- Died: February 16, 2016
- Education: University of Hawaiʻi at Mānoa, University of Hawaiʻi at Hilo
- Occupation: Ceramist

= Isami Enomoto =

Isami Enomoto (May 17, 1929 – February 16, 2016) was a ceramicist from Hawaii. He is best known for his labor murals, which are on display at the University of Hawaiʻi at West Oʻahu library.

==Career==
Enomoto was born on May 17, 1929, in Hilo, Hawaii. He studied commercial art at the University of Hawaiʻi at Mānoa and while completing his degree was told to take a ceramics class from "Horan" where he met Claude Horan. Having never been exposed to working with clay he fell in love with the medium and changed his major to ceramics. While finishing graduate school, Enomoto became burdened by the guilt of being in college while his close childhood friend from Hilo had survived the Korean War and told the harrowing experience of combat. Enomoto had completed all of his graduate work but decided to enlist in the United States Army and never completed his masters degree. While in basic training at Fort Ord in San Francisco, he met his wife Zora Kagawa through mutual friends from Hawaii who were living and working in San Francisco. Together they moved to Frankfurt Germany where Enomoto worked as a map maker in the topography unit of the US Army. He would later apply some of the lithography skills in his ceramics work. After being discharged from the army, they returned to Hawaii and eventually Enomoto would join his former professor, Claude Horan at Ceramics Hawaii. He then bought the company when Horan decided to return to teaching in 1957. Ceramics Hawaii Ltd. till about the mid-1970s did custom commercial work ranging from ashtrays, lamp bases and planters to large murals for local architects and interior designers. Enomoto said that some of his best work was for the City and County of Honolulu Parks and Recreation where he designed and created signage for local playgrounds and men and women's bathroom signs. During the economic crash of the 70's commissions dried up and Ceramics Hawaii turned to becoming a retail operation of materials and equipment with a few commissions with Jean Charlot the last being a statue for Maryknoll School of a Madonna and Child which was the last work of both Ceramics Hawaii and Jean Charlot. Enomoto worked with Vladimir Ossipoff on the wall tiles in the International Concourse of the Honolulu Airport, and with Jean Charlot on the murals on the United Public Works building in Honolulu. He operated Ceramics Hawaii until his death on February 16, 2016. The business closed shortly thereafter, on April 30.

==Labor murals==

"Building and Construction", the third mural in Isami Enomoto's series of labor murals.

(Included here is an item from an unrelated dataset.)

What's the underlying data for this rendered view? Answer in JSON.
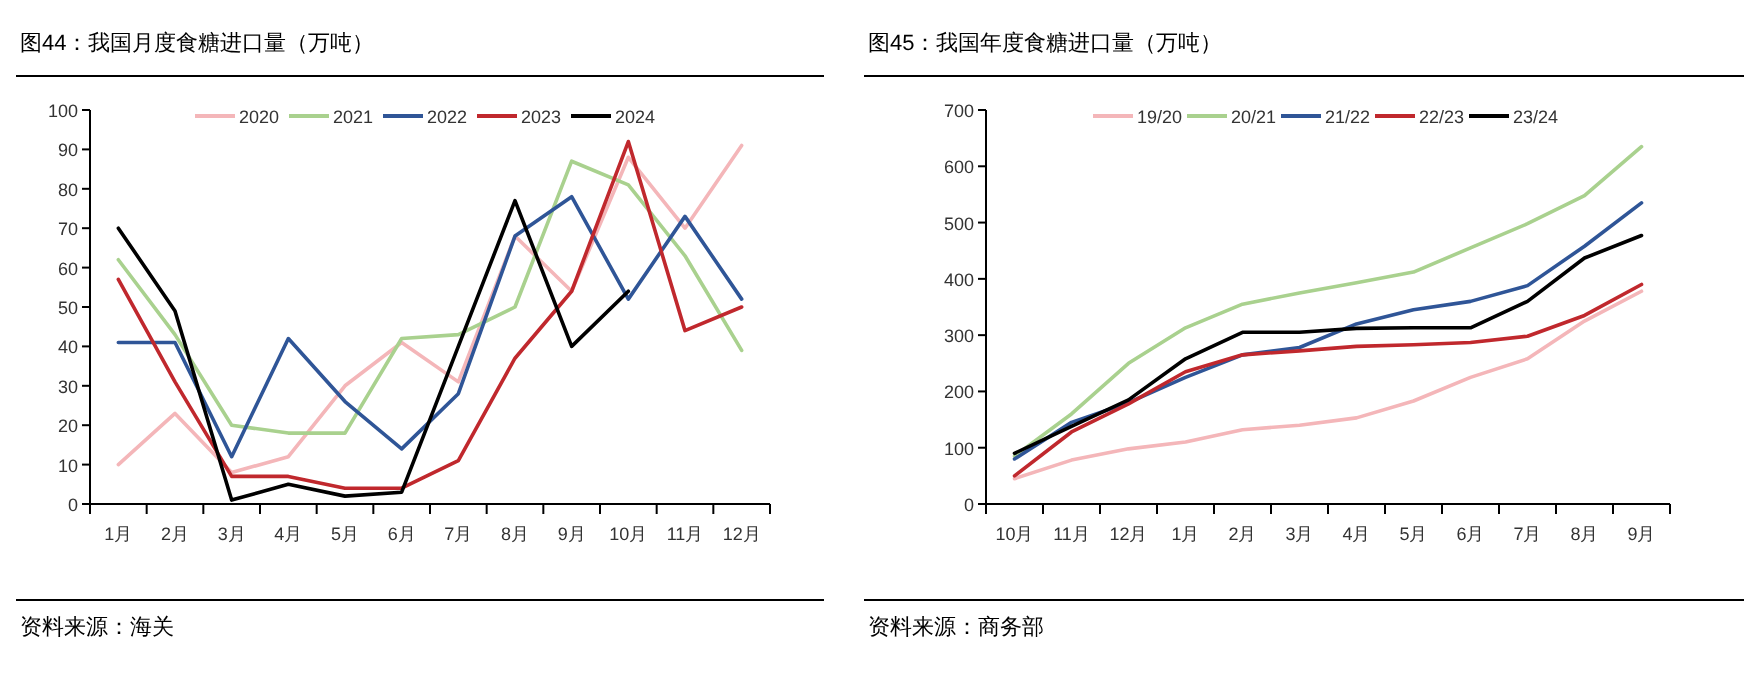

In 1960, the Bank of Hawaii built a new branch in Kapahulu, a district in Honolulu. They commissioned a mural for the wall above the teller counter. Enomoto was selected because the Ceramics Hawaii Studio was in the same neighborhood as the bank, making a local connection. He made five 6-foot tall murals that were 45 feet long when lined up depicting scenes of commerce, agriculture, transportation, and labor in Hawaii. The ceramic murals were mounted on plywood reinforced by steel channels. The largest section weighed 650 pounds. They were in a style similar to the public works projects created during the Great Depression.

In 2015, the Bank of Hawaii decided to close the Kapahulu branch. The bank did not want to keep the murals, and local art museums could not accept such large, heavy pieces. Docomo Hawaii managed and stored the pieces until a new home was found for them. They donated the murals to the University of Hawaii, West Oahu's Center for Labor Education and Research (CLEAR) in 2017, after $50,000 was raised to install the piece. The Hawaii Historic Foundation awarded CLEAR's director, William Puette, a Preservation Honor Award for their efforts to preserve and re-home the pieces.